Top-secret data for Israel's sophisticated defence system, Iron Dome, was not stolen in cyber-attacks by hackers working for the Chinese military, it has been claimed.

Former Israeli intelligence officer Lior Div believes the attackers were in fact fooled into thinking they had stolen top-secret data.

In July, a report was published that claimed the blueprints were stolen in attacks said to have taken place in 2011, which targeted three major Israeli defence contractors: Elisra Group, Israel Aerospace Industries and Rafael Advanced Defense Systems.

The announcement of the attack came from intelligence firm Cyber Engineering Services and followed reports earlier in the year that the same group of hackers - known as Comment Crew - had infiltrated six US companies involved in the nuclear power, metals and solar products industries.

Div, who was awarded the Medal of Valor - Israel's highest military honour - for his work leading an elite team within Unit 8200 more than a decade ago, said the three companies involved would not have been so careless as to leave the plans compromised.

While Div admitted "we do not know all the details about what happened", in his opinion, he said: "The enterprises like the three vendors we are talking about, they are well familiar with the programme in terms of cyber security."

Honeypot network

While Div said he cannot say for certain this is what happened, he claimed it is a "good assumption" that the companies would have deployed what is known as a "honeypot network" to trap the attackers and identify where they were coming from.

Div said the companies would have put computers that looked like they belonged to high-profile targets such as the CEO and CFO within the network and within these computers would be documents marked "top secret".

"The organisations would make sure that the system is more vulnerable and that would enable them to see who is attacking them and find out what they want to achieve," said Div.

He added: "Of course you give them some documents. Of course they are not classified but on the document would be written 'classified' or 'top secret'."


The question that arises if this is the case is why none of the three companies implicated called foul after the report was published in July.

Div said they couldn't say anything because they were in a catch-22 situation.

"They can't say anything, because if they reveal they had a decoy network, they are in trouble because they are exposing the way they protect themselves," he said.

"If they are not saying anything, people think that 'yes' someone managed to actually get in."

The Chinese government has come under a lot of scrutiny in the last 12 months after several reports revealed the extent of the cyber-espionage being carried out by groups affiliated with the Chinese military.

China continues to deny the allegations despite the US charging five Chinese cyber-spies with stealing plans about nuclear power plants and other industrial systems.

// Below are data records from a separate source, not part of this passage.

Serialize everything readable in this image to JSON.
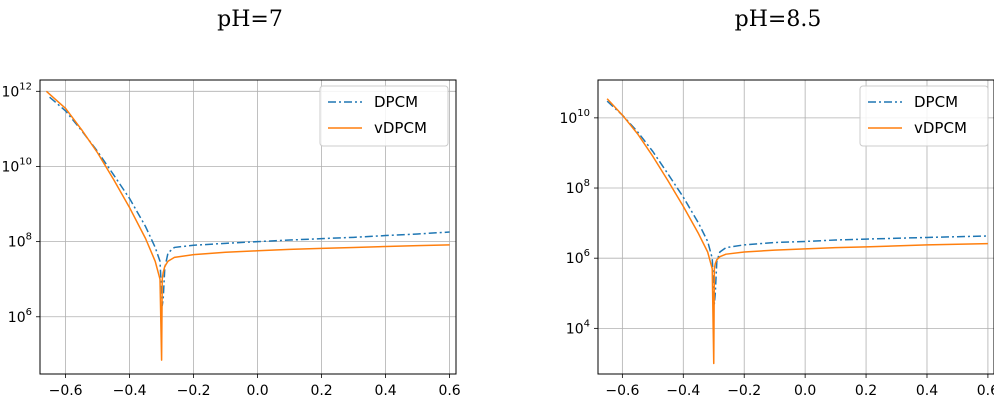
{
  "figure": {
    "panels": [
      {
        "title": "pH=7",
        "legend": [
          {
            "label": "DPCM",
            "color": "#1f77b4",
            "dash": "dashdot"
          },
          {
            "label": "vDPCM",
            "color": "#ff7f0e",
            "dash": "solid"
          }
        ],
        "xticks": [
          "−0.6",
          "−0.4",
          "−0.2",
          "0.0",
          "0.2",
          "0.4",
          "0.6"
        ],
        "yticks": [
          {
            "base": "10",
            "exp": "6"
          },
          {
            "base": "10",
            "exp": "8"
          },
          {
            "base": "10",
            "exp": "10"
          },
          {
            "base": "10",
            "exp": "12"
          }
        ]
      },
      {
        "title": "pH=8.5",
        "legend": [
          {
            "label": "DPCM",
            "color": "#1f77b4",
            "dash": "dashdot"
          },
          {
            "label": "vDPCM",
            "color": "#ff7f0e",
            "dash": "solid"
          }
        ],
        "xticks": [
          "−0.6",
          "−0.4",
          "−0.2",
          "0.0",
          "0.2",
          "0.4",
          "0.6"
        ],
        "yticks": [
          {
            "base": "10",
            "exp": "4"
          },
          {
            "base": "10",
            "exp": "6"
          },
          {
            "base": "10",
            "exp": "8"
          },
          {
            "base": "10",
            "exp": "10"
          }
        ]
      }
    ]
  },
  "chart_data": [
    {
      "type": "line",
      "title": "pH=7",
      "xlabel": "",
      "ylabel": "",
      "yscale": "log",
      "xlim": [
        -0.68,
        0.62
      ],
      "ylim": [
        30000.0,
        2000000000000.0
      ],
      "grid": true,
      "legend_position": "top-right",
      "series": [
        {
          "name": "DPCM",
          "color": "#1f77b4",
          "style": "dashdot",
          "x": [
            -0.65,
            -0.6,
            -0.55,
            -0.5,
            -0.45,
            -0.4,
            -0.35,
            -0.32,
            -0.305,
            -0.298,
            -0.295,
            -0.29,
            -0.28,
            -0.26,
            -0.2,
            -0.1,
            0.0,
            0.1,
            0.2,
            0.3,
            0.4,
            0.5,
            0.6
          ],
          "y": [
            700000000000.0,
            300000000000.0,
            90000000000.0,
            25000000000.0,
            6000000000.0,
            1400000000.0,
            250000000.0,
            70000000.0,
            30000000.0,
            2000000.0,
            3000000.0,
            20000000.0,
            50000000.0,
            70000000.0,
            80000000.0,
            90000000.0,
            100000000.0,
            110000000.0,
            120000000.0,
            130000000.0,
            145000000.0,
            160000000.0,
            180000000.0
          ]
        },
        {
          "name": "vDPCM",
          "color": "#ff7f0e",
          "style": "solid",
          "x": [
            -0.66,
            -0.6,
            -0.55,
            -0.5,
            -0.45,
            -0.4,
            -0.35,
            -0.32,
            -0.305,
            -0.3,
            -0.298,
            -0.295,
            -0.29,
            -0.28,
            -0.26,
            -0.2,
            -0.1,
            0.0,
            0.1,
            0.2,
            0.3,
            0.4,
            0.5,
            0.6
          ],
          "y": [
            1000000000000.0,
            350000000000.0,
            95000000000.0,
            23000000000.0,
            4500000000.0,
            800000000.0,
            120000000.0,
            30000000.0,
            10000000.0,
            70000.0,
            10000000.0,
            15000000.0,
            22000000.0,
            30000000.0,
            38000000.0,
            45000000.0,
            52000000.0,
            57000000.0,
            62000000.0,
            66000000.0,
            70000000.0,
            74000000.0,
            78000000.0,
            82000000.0
          ]
        }
      ]
    },
    {
      "type": "line",
      "title": "pH=8.5",
      "xlabel": "",
      "ylabel": "",
      "yscale": "log",
      "xlim": [
        -0.68,
        0.62
      ],
      "ylim": [
        500.0,
        120000000000.0
      ],
      "grid": true,
      "legend_position": "top-right",
      "series": [
        {
          "name": "DPCM",
          "color": "#1f77b4",
          "style": "dashdot",
          "x": [
            -0.65,
            -0.6,
            -0.55,
            -0.5,
            -0.45,
            -0.4,
            -0.35,
            -0.32,
            -0.305,
            -0.298,
            -0.295,
            -0.29,
            -0.28,
            -0.26,
            -0.2,
            -0.1,
            0.0,
            0.1,
            0.2,
            0.3,
            0.4,
            0.5,
            0.6
          ],
          "y": [
            30000000000.0,
            12000000000.0,
            4000000000.0,
            1100000000.0,
            250000000.0,
            55000000.0,
            10000000.0,
            3000000.0,
            1000000.0,
            50000.0,
            100000.0,
            800000.0,
            1500000.0,
            2000000.0,
            2400000.0,
            2800000.0,
            3000000.0,
            3300000.0,
            3500000.0,
            3700000.0,
            3900000.0,
            4100000.0,
            4300000.0
          ]
        },
        {
          "name": "vDPCM",
          "color": "#ff7f0e",
          "style": "solid",
          "x": [
            -0.65,
            -0.6,
            -0.55,
            -0.5,
            -0.45,
            -0.4,
            -0.35,
            -0.32,
            -0.305,
            -0.3,
            -0.298,
            -0.295,
            -0.29,
            -0.28,
            -0.26,
            -0.2,
            -0.1,
            0.0,
            0.1,
            0.2,
            0.3,
            0.4,
            0.5,
            0.6
          ],
          "y": [
            35000000000.0,
            12000000000.0,
            3500000000.0,
            800000000.0,
            160000000.0,
            30000000.0,
            5000000.0,
            1500000.0,
            500000.0,
            1000.0,
            500000.0,
            700000.0,
            900000.0,
            1100000.0,
            1300000.0,
            1500000.0,
            1700000.0,
            1850000.0,
            2000000.0,
            2100000.0,
            2250000.0,
            2400000.0,
            2500000.0,
            2600000.0
          ]
        }
      ]
    }
  ]
}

Div said that he is in no doubt the Chinese have the skills to carry out the type of attacks they are being accused of. He said "we known this because they have not been able to cover their tracks effectively".

While the Chinese are not purposely revealing their identities, the breadth and depth of their attacks is such that a trail of cyber-breadcrumbs is almost inevitable.

Div added that because the whole world knows the Chinese are attacking other countries, some other groups see it as an opportunity to cover their own tracks:

"Because the Chinese [hackers] are very prominent and well-known, and everybody is talking about them, if you wanted to create a new attack group from say Russia or Eastern Europe - the easiest thing to do is to change your way of attacking or the point of the attack to look like it comes from China," he said.

Div said that "for sure" this is already happening at a nation state level but he would not expand on how he knew.

He did add, however, that researchers at his own security firm, Cybereason, have uncovered examples of where Chinese characters had been inserted in the code of malware attacking one of its customers, but once translated, it mades no sense.